Recipe: Crispy Potatoes
The adventures of Mary Lennox, Colin Craven, and Dickon Sowerby are filled with imaginative forays into a secret garden that they coax back to life. In it, they discover many wonders, including a place to build an oven for preparing assorted dishes, including buttered and roasted potatoes.
The Secret Life of Bees by Sue Monk Kidd
“They got under way slicing ham, laying out fried chicken, shaking paprika on the deviled eggs. We had green beans, turnips, macaroni and cheese, caramel cake—all kinds of funeral foods. We ate standing in the kitchen holding paper plates […].”
Sue Monk Kidd’s The Secret Life of Bees is set in 1964 in the fictional Southern town of Sylvan, South Carolina. Unsurprisingly, it includes more than a few references to classic Southern dishes.
Their Eyes Were Watching God by Zora Neale Hurston
“She was stretched on her back beneath the pear tree soaking in the alto chant of the visiting bees, the gold of the sun and the panting breath of the breeze when the inaudible voice of it all came to her.”

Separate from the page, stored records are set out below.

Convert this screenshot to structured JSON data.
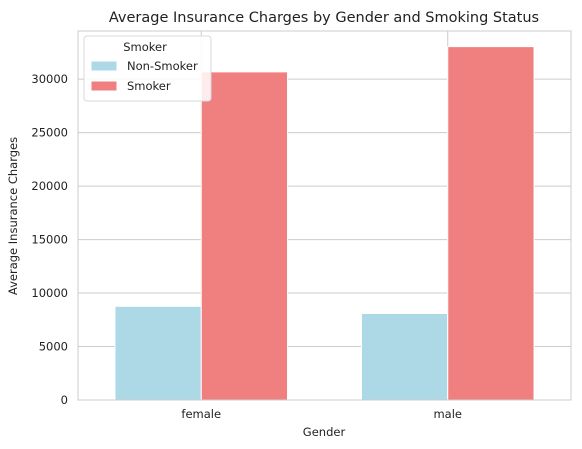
{
  "chart_data": {
    "type": "bar",
    "title": "Average Insurance Charges by Gender and Smoking Status",
    "xlabel": "Gender",
    "ylabel": "Average Insurance Charges",
    "categories": [
      "female",
      "male"
    ],
    "series": [
      {
        "name": "Non-Smoker",
        "values": [
          8760,
          8090
        ],
        "color": "#add8e6"
      },
      {
        "name": "Smoker",
        "values": [
          30680,
          33040
        ],
        "color": "#f08080"
      }
    ],
    "ylim": [
      0,
      34500
    ],
    "yticks": [
      0,
      5000,
      10000,
      15000,
      20000,
      25000,
      30000
    ],
    "ytick_labels": [
      "0",
      "5000",
      "10000",
      "15000",
      "20000",
      "25000",
      "30000"
    ],
    "grid": true,
    "legend": {
      "title": "Smoker",
      "placement": "top-left"
    }
  }
}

Zora Neale Hurston’s heroine, Janie, tells the story of her life, beginning with young adulthood, when a pear tree catches her eye and all of life’s possibilities seem to her present in its branches.
To Kill a Mockingbird by Harper Lee
“I’ll make him a Lane cake. That Stephanie’s been after my recipe for thirty years, and if she thinks I’ll give it to her just because I’m staying with her, she’s got another think coming.”
Recipe: Lane Cake
In To Kill a Mockingbird, Scout Finch’s neighbor, Miss Maudie Atkinson, makes a bourbon-loaded Lane cake that’s famous all over the town of Maycomb, Alabama.
Winnie-the-Pooh by A.A. Milne
“‘Well,’ said Pooh, ‘it’s the middle of the night, which is a good time for going to sleep. And to-morrow morning we’ll have some honey for breakfast. Do Tiggers like honey?’
‘They like everything,’ said Tigger cheerfully.”
Recipe: Hot Honey
Winnie-the-Pooh and honey go together like, well, you get the idea. Hot honey adds a kick to the sweet syrup you know and love; try a drizzle on homemade pizza, chicken, or roasted sweet potatoes.